I knew Chryssa was one of the few people who would take solace in the news that Helios was alive, so I tried to cheer her. “I have some tidings that might be welcome. They’ve seen Helios. He’s somewhere near Rome.”
She gasped. “Have they caught him?”
“Not yet. He’s with Euphronius. Doing what I’m not sure, but I thought you’d like to know.”
“Thank you, my lady,” she said, and I could see she was sincere. She didn’t even eye my jewelry with her usual covetousness, so I motioned for her to rise and make herself comfortable on my bed.

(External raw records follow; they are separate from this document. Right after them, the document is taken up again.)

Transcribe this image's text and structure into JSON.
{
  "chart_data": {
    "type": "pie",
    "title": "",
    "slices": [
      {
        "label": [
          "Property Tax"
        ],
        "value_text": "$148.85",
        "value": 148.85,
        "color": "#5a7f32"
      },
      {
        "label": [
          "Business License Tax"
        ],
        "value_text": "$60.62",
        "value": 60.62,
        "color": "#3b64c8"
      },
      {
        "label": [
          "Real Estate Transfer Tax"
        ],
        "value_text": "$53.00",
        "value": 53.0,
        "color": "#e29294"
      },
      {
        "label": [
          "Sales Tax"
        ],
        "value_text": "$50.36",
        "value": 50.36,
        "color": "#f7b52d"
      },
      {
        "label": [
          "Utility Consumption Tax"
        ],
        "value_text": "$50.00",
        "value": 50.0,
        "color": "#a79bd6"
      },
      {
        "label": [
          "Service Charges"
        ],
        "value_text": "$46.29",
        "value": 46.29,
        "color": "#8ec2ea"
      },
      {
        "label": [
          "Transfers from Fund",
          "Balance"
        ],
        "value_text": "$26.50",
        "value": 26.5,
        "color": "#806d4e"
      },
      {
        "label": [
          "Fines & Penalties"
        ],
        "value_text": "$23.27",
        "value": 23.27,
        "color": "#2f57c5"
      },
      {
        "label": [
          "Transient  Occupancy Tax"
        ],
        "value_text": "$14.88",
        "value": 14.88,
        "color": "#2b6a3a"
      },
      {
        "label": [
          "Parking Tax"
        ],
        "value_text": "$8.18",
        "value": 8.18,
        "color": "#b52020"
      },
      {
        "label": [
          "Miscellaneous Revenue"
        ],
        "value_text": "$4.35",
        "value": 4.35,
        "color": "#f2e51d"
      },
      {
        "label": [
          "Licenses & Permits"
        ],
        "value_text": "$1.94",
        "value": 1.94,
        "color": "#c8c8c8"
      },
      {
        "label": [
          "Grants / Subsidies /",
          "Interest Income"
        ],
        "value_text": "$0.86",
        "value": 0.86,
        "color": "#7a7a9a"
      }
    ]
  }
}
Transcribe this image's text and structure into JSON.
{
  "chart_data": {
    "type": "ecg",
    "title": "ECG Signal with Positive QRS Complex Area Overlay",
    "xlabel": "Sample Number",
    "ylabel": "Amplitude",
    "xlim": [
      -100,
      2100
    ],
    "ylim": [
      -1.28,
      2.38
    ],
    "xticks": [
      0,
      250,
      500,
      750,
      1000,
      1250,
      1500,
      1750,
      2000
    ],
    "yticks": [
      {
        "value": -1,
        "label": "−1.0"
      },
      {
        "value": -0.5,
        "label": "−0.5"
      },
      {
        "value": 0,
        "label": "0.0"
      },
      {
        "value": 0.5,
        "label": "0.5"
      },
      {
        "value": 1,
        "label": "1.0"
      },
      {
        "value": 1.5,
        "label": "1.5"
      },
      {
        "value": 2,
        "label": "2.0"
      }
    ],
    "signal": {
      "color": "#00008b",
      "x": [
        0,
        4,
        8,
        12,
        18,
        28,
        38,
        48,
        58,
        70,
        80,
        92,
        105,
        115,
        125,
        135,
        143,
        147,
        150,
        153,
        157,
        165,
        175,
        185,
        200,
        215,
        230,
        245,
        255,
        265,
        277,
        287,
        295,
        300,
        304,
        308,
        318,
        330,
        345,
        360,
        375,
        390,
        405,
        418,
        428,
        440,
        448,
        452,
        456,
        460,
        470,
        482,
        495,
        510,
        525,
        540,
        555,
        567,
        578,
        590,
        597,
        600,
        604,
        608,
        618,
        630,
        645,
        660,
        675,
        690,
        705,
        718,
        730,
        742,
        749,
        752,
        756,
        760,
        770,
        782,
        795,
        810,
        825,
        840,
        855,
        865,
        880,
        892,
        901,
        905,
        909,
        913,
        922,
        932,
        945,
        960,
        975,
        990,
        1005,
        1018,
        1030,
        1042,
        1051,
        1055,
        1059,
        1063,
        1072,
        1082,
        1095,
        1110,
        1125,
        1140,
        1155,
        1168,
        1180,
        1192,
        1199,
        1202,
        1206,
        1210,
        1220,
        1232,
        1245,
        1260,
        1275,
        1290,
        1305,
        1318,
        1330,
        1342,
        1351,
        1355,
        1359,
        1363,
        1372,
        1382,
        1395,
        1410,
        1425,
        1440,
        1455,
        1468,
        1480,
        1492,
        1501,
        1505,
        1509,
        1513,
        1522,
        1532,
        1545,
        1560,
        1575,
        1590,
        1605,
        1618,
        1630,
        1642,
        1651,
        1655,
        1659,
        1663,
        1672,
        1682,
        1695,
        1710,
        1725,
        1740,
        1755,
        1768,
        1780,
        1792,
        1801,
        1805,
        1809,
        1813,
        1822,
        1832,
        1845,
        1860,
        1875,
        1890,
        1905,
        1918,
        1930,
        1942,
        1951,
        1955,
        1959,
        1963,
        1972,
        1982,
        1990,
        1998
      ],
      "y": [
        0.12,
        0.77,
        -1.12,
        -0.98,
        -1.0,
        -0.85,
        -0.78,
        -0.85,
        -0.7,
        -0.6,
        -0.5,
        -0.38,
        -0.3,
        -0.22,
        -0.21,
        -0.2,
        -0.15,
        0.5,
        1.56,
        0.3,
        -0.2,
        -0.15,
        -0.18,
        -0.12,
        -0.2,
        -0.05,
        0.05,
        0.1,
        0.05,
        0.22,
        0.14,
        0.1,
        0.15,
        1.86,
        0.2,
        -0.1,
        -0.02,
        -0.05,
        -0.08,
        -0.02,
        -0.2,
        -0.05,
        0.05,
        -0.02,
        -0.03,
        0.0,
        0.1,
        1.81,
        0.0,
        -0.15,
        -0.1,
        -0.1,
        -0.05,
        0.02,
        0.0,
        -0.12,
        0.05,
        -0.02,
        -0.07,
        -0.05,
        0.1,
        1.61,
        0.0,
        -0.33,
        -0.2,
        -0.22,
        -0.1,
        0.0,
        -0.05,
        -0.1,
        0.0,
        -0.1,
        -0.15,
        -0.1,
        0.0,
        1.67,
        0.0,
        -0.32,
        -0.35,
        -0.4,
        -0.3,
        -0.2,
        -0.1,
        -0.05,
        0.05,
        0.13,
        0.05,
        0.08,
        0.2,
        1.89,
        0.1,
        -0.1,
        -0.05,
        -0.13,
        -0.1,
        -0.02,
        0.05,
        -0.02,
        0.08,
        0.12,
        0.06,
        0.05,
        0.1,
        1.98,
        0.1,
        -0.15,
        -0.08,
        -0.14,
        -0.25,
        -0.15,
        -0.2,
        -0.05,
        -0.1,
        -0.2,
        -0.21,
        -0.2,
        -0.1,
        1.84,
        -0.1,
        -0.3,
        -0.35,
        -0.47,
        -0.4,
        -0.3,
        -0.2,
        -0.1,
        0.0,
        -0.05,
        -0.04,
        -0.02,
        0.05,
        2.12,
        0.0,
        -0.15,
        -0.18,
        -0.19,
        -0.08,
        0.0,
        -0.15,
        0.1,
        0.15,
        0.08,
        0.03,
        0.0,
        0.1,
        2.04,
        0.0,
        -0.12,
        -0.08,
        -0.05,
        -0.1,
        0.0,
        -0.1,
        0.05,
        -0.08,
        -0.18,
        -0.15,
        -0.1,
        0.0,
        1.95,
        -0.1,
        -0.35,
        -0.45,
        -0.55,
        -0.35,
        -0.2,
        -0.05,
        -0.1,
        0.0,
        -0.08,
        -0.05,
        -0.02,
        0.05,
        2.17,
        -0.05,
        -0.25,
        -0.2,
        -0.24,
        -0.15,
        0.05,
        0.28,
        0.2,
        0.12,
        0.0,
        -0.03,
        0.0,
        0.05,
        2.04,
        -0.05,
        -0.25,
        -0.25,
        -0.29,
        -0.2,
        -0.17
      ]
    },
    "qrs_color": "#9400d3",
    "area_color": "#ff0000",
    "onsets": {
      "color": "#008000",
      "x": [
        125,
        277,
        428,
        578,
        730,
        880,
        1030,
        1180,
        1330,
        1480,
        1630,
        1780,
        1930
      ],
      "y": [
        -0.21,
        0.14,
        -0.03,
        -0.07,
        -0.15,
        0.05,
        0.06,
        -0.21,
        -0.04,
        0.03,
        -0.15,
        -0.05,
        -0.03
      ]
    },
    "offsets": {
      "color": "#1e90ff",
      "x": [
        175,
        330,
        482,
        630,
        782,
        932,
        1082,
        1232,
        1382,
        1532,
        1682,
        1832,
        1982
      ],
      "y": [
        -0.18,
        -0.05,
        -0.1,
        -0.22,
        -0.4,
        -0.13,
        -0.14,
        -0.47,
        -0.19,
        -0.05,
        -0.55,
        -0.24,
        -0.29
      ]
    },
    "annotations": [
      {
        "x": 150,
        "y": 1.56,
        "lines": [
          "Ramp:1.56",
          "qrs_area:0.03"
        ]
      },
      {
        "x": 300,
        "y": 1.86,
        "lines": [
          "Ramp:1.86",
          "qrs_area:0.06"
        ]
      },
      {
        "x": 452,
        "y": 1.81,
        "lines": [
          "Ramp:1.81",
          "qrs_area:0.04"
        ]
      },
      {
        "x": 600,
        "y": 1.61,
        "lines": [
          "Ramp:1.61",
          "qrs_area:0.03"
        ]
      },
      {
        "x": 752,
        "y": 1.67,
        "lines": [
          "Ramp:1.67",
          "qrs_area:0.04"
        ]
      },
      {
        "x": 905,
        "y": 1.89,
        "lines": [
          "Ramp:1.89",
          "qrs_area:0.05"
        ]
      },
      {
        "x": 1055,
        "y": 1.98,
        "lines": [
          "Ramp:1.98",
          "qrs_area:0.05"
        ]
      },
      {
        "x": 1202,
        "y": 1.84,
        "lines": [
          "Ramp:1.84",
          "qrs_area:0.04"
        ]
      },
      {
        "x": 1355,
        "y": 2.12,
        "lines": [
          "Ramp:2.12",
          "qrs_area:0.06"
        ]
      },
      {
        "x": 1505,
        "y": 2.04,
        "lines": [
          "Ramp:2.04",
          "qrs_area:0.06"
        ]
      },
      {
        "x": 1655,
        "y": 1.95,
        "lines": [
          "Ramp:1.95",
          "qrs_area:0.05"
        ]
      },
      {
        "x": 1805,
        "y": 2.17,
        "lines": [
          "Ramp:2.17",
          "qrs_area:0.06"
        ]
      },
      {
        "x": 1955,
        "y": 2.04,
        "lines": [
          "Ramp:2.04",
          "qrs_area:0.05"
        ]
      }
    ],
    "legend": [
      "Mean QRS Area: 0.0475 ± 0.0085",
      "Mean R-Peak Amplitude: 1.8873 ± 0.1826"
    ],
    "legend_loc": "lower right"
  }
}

She winced when she took a seat, her flesh still tender from the lashing.
“I hope they don’t catch him,” she said. “He’s too strong and brave.”
“How can you praise him after he left you to take his punishments?”
“I don’t mind,” the slave girl replied. “I told him not to worry about that when he left. It was a sacrifice I was glad to make for him.”
Chryssa realized her error just as I did and dropped her eyes. My nostrils flared. I slammed down my comb and turned on her like a lion in the arena. “You said you had no idea he was going to run away. You lied to me!”
“My lady, please forgive me, but we didn’t know what you’d do if you thought I had any part in him leaving.”
I wanted to slap her again and so much harder than before. But if I did, I thought I might never stop. “Helios told you not to trust me?”
She held up her hands in supplication. “He said that when Juba carried you out of the arena, he worried that you might say the wrong thing to the wrong person.”